An aerial view shows an oil palm plantation in Bulutumbang, Belitung, in August 2020. The government is issuing Indonesia Sustainable Palm Oil (ISPO) certificates for more and more oil palm plantations across the country, but the certificate is not recognized by the European Union. (JP/Donny Fernando)

More than 750 Indonesia Sustainable Palm Oil (ISPO) certificates have been issued as of last year, but the vast majority are for private corporations and state-owned plantation company PT Perkebunan Nusantara (PTPN), while smallholders remain largely uncertified.

According to Didi Junaedi, the director for processing and marketing of plantation products at the Agriculture Ministry, 735 of those certificates were for corporate entities.

“There are also 20 ISPO certificates for smallholders, although it was previously voluntary,” Didi said at an online discussion.

Through the issuance of the certificates, the government seeks to address global concerns over deforestation in crude palm oil (CPO) production.

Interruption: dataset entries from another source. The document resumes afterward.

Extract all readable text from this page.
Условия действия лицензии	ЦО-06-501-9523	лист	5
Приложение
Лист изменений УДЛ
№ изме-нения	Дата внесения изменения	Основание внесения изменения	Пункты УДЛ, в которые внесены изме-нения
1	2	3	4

Presidential Regulation No. 44 of 2020 requires smallholders to get ISPO certificates no later than 2025. For companies, the obligation under the presidential regulation took effect immediately after it was issued.

The government has been seeking to counter what it calls a campaign against Indonesian CPO over alleged environmental damage, especially from the European Union, one of the country’s major trading partners. However, the EU does not recognize the ISPO certificate.

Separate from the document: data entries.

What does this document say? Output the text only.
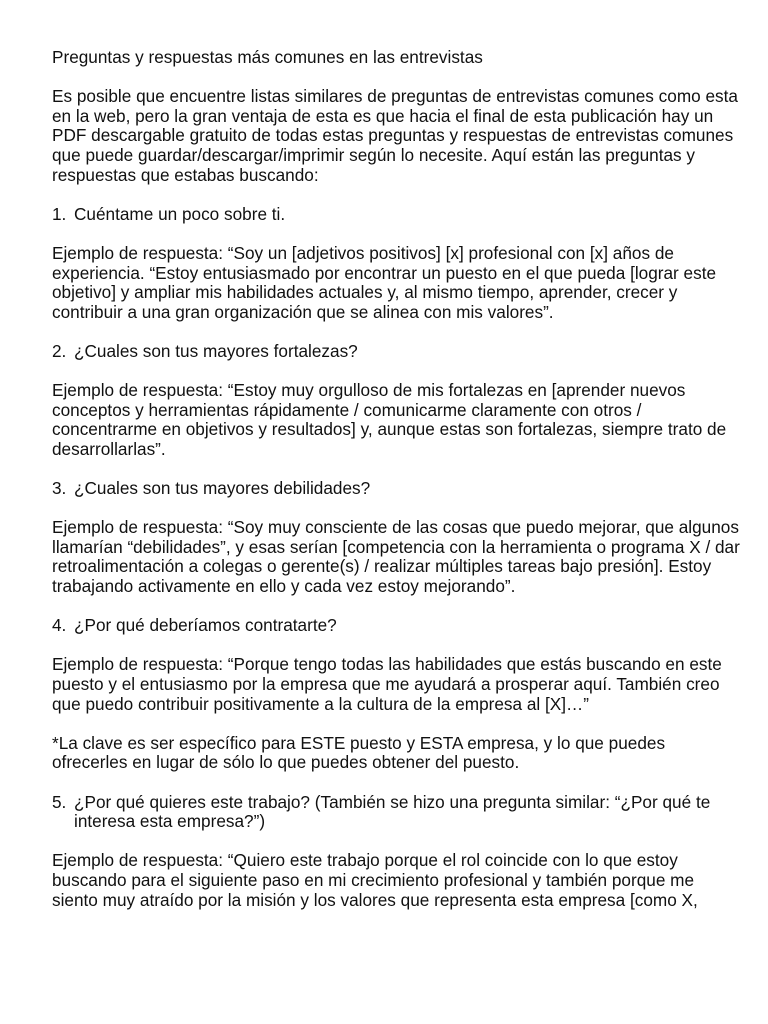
Preguntas y respuestas más comunes en las entrevistas

Es posible que encuentre listas similares de preguntas de entrevistas comunes como esta en la web, pero la gran ventaja de esta es que hacia el final de esta publicación hay un PDF descargable gratuito de todas estas preguntas y respuestas de entrevistas comunes que puede guardar/descargar/imprimir según lo necesite. Aquí están las preguntas y respuestas que estabas buscando:

1. Cuéntame un poco sobre ti.

Ejemplo de respuesta: “Soy un [adjetivos positivos] [x] profesional con [x] años de experiencia. “Estoy entusiasmado por encontrar un puesto en el que pueda [lograr este objetivo] y ampliar mis habilidades actuales y, al mismo tiempo, aprender, crecer y contribuir a una gran organización que se alinea con mis valores”.

2. ¿Cuales son tus mayores fortalezas?

Ejemplo de respuesta: “Estoy muy orgulloso de mis fortalezas en [aprender nuevos conceptos y herramientas rápidamente / comunicarme claramente con otros / concentrarme en objetivos y resultados] y, aunque estas son fortalezas, siempre trato de desarrollarlas”.

3. ¿Cuales son tus mayores debilidades?

Ejemplo de respuesta: “Soy muy consciente de las cosas que puedo mejorar, que algunos llamarían “debilidades”, y esas serían [competencia con la herramienta o programa X / dar retroalimentación a colegas o gerente(s) / realizar múltiples tareas bajo presión]. Estoy trabajando activamente en ello y cada vez estoy mejorando”.

4. ¿Por qué deberíamos contratarte?

Ejemplo de respuesta: “Porque tengo todas las habilidades que estás buscando en este puesto y el entusiasmo por la empresa que me ayudará a prosperar aquí. También creo que puedo contribuir positivamente a la cultura de la empresa al [X]…”

*La clave es ser específico para ESTE puesto y ESTA empresa, y lo que puedes ofrecerles en lugar de sólo lo que puedes obtener del puesto.

5. ¿Por qué quieres este trabajo? (También se hizo una pregunta similar: “¿Por qué te interesa esta empresa?”)

Ejemplo de respuesta: “Quiero este trabajo porque el rol coincide con lo que estoy buscando para el siguiente paso en mi crecimiento profesional y también porque me siento muy atraído por la misión y los valores que representa esta empresa [como X,
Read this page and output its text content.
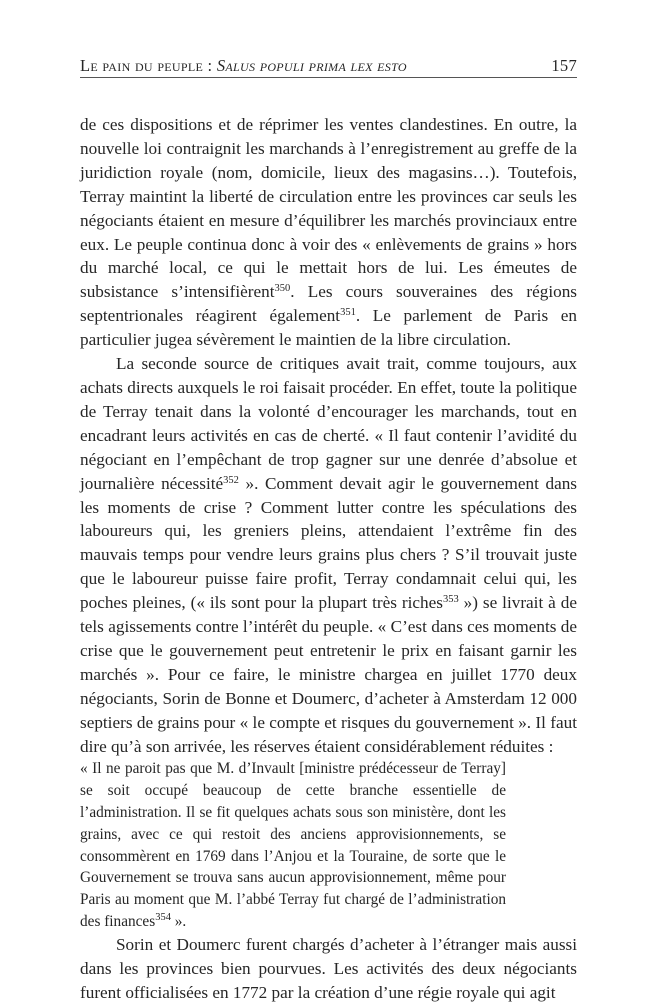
Le pain du peuple : Salus populi prima lex esto	157

de ces dispositions et de réprimer les ventes clandestines. En outre, la nouvelle loi contraignit les marchands à l’enregistrement au greffe de la juridiction royale (nom, domicile, lieux des magasins…). Toutefois, Terray maintint la liberté de circulation entre les provinces car seuls les négociants étaient en mesure d’équilibrer les marchés provinciaux entre eux. Le peuple continua donc à voir des « enlèvements de grains » hors du marché local, ce qui le mettait hors de lui. Les émeutes de subsistance s’intensifièrent$^{350}$. Les cours souveraines des régions septentrionales réagirent également$^{351}$. Le parlement de Paris en particulier jugea sévèrement le maintien de la libre circulation.

La seconde source de critiques avait trait, comme toujours, aux achats directs auxquels le roi faisait procéder. En effet, toute la politique de Terray tenait dans la volonté d’encourager les marchands, tout en encadrant leurs activités en cas de cherté. « Il faut contenir l’avidité du négociant en l’empêchant de trop gagner sur une denrée d’absolue et journalière nécessité$^{352}$ ». Comment devait agir le gouvernement dans les moments de crise ? Comment lutter contre les spéculations des laboureurs qui, les greniers pleins, attendaient l’extrême fin des mauvais temps pour vendre leurs grains plus chers ? S’il trouvait juste que le laboureur puisse faire profit, Terray condamnait celui qui, les poches pleines, (« ils sont pour la plupart très riches$^{353}$ ») se livrait à de tels agissements contre l’intérêt du peuple. « C’est dans ces moments de crise que le gouvernement peut entretenir le prix en faisant garnir les marchés ». Pour ce faire, le ministre chargea en juillet 1770 deux négociants, Sorin de Bonne et Doumerc, d’acheter à Amsterdam 12 000 septiers de grains pour « le compte et risques du gouvernement ». Il faut dire qu’à son arrivée, les réserves étaient considérablement réduites :

« Il ne paroit pas que M. d’Invault [ministre prédécesseur de Terray] se soit occupé beaucoup de cette branche essentielle de l’administration. Il se fit quelques achats sous son ministère, dont les grains, avec ce qui restoit des anciens approvisionnements, se consommèrent en 1769 dans l’Anjou et la Touraine, de sorte que le Gouvernement se trouva sans aucun approvisionnement, même pour Paris au moment que M. l’abbé Terray fut chargé de l’administration des finances$^{354}$ ».

Sorin et Doumerc furent chargés d’acheter à l’étranger mais aussi dans les provinces bien pourvues. Les activités des deux négociants furent officialisées en 1772 par la création d’une régie royale qui agit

More than one-third of the 16.38 million hectares of oil palm plantations across the country are now certified, according to Rusman Heriawan, an advisor of the National Action Plan for Sustainable Palm Oil Forum.

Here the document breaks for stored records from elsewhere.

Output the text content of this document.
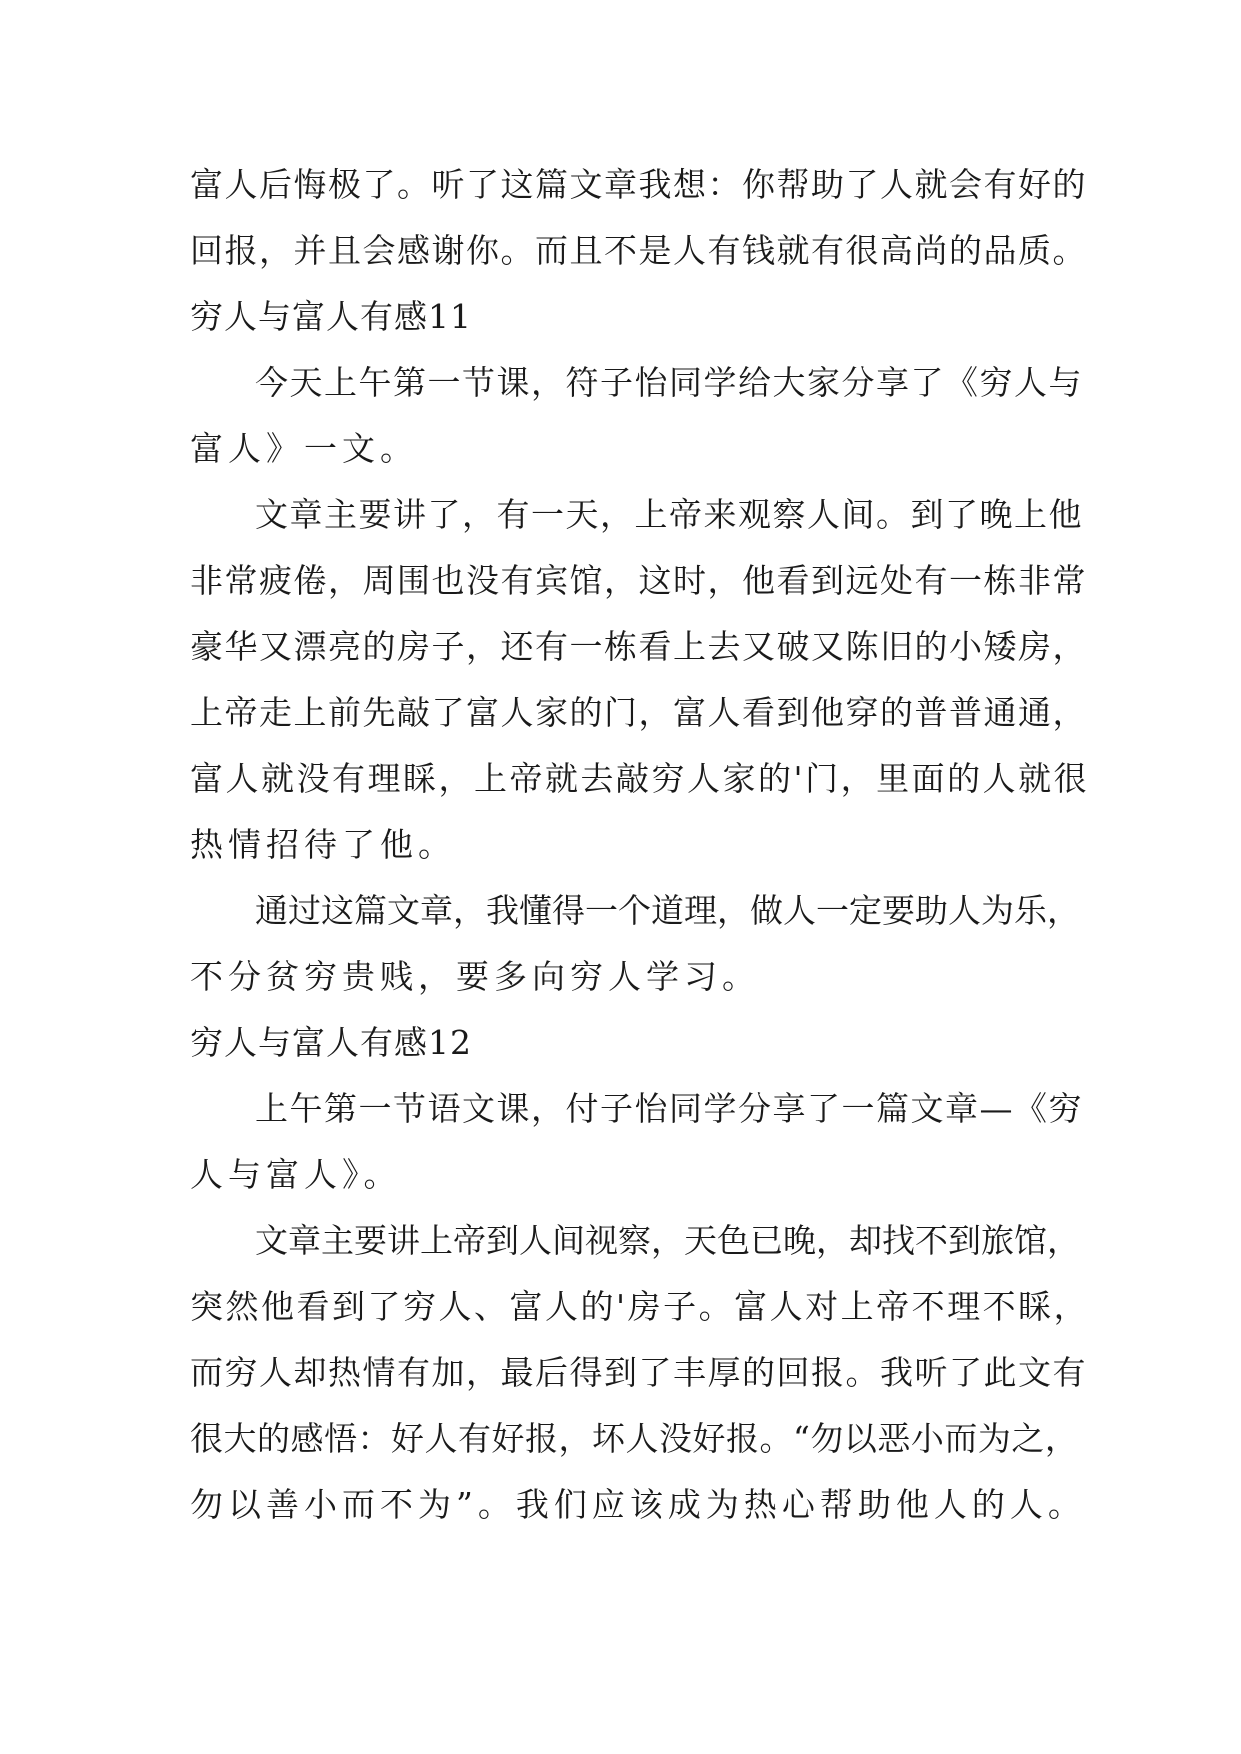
富人后悔极了。听了这篇文章我想：你帮助了人就会有好的
回报，并且会感谢你。而且不是人有钱就有很高尚的品质。
穷人与富人有感11
今天上午第一节课，符子怡同学给大家分享了《穷人与
富人》一文。
文章主要讲了，有一天，上帝来观察人间。到了晚上他
非常疲倦，周围也没有宾馆，这时，他看到远处有一栋非常
豪华又漂亮的房子，还有一栋看上去又破又陈旧的小矮房，
上帝走上前先敲了富人家的门，富人看到他穿的普普通通，
富人就没有理睬，上帝就去敲穷人家的'门，里面的人就很
热情招待了他。
通过这篇文章，我懂得一个道理，做人一定要助人为乐，
不分贫穷贵贱，要多向穷人学习。
穷人与富人有感12
上午第一节语文课，付子怡同学分享了一篇文章—《穷
人与富人》。
文章主要讲上帝到人间视察，天色已晚，却找不到旅馆，
突然他看到了穷人、富人的'房子。富人对上帝不理不睬，
而穷人却热情有加，最后得到了丰厚的回报。我听了此文有
很大的感悟：好人有好报，坏人没好报。“勿以恶小而为之，
勿以善小而不为”。我们应该成为热心帮助他人的人。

Nearly 63 percent of the plantations owned by companies have been certified, as have nearly one-third of state-owned plantations, according to an estimate from Rusman, who in the past served as deputy agriculture minister and as the head of Statistics Indonesia (BPS). By contrast, a mere 0.19 percent of smallholder plantations have been certified.

“This is still very uneven,” Rusman admitted. “Meanwhile, we cannot exempt smallholder plantations in the context of the entire palm oil industry. It has to be everyone.”

Smallholders account for around 41 percent of the total plantation area in Indonesia, which stretches across 26 provinces, according to Rusman.

Riau has the largest oil palm plantation areas with a total of 2.43 million ha, followed by West Kalimantan, North Sumatra, Central Kalimantan and South Sumatra, according to data from the Agriculture Ministry. But the productivity was highest at almost 5 tons per ha in North Sumatra.

The government needs to resolve deforestation resulting from opening new oil palm plantations, says Diah Suradiredja of Yayasan Kehati, a foundation that collects and manages grants and other support to preserve the country’s biodiversity.

She said 3.4 million ha of plantations were located inside forest areas, which are officially off-limits for cultivation.

“Why do we have to be concerned about this? Because this is one of the issues raised and has put us under pressure; we have to solve issues related to deforestation,” said Diah.

Indonesian CPO exports were down 41.10 percent year-on-year at 418,259 tons in March, according to the latest BPS data, the majority of which was shipped to India.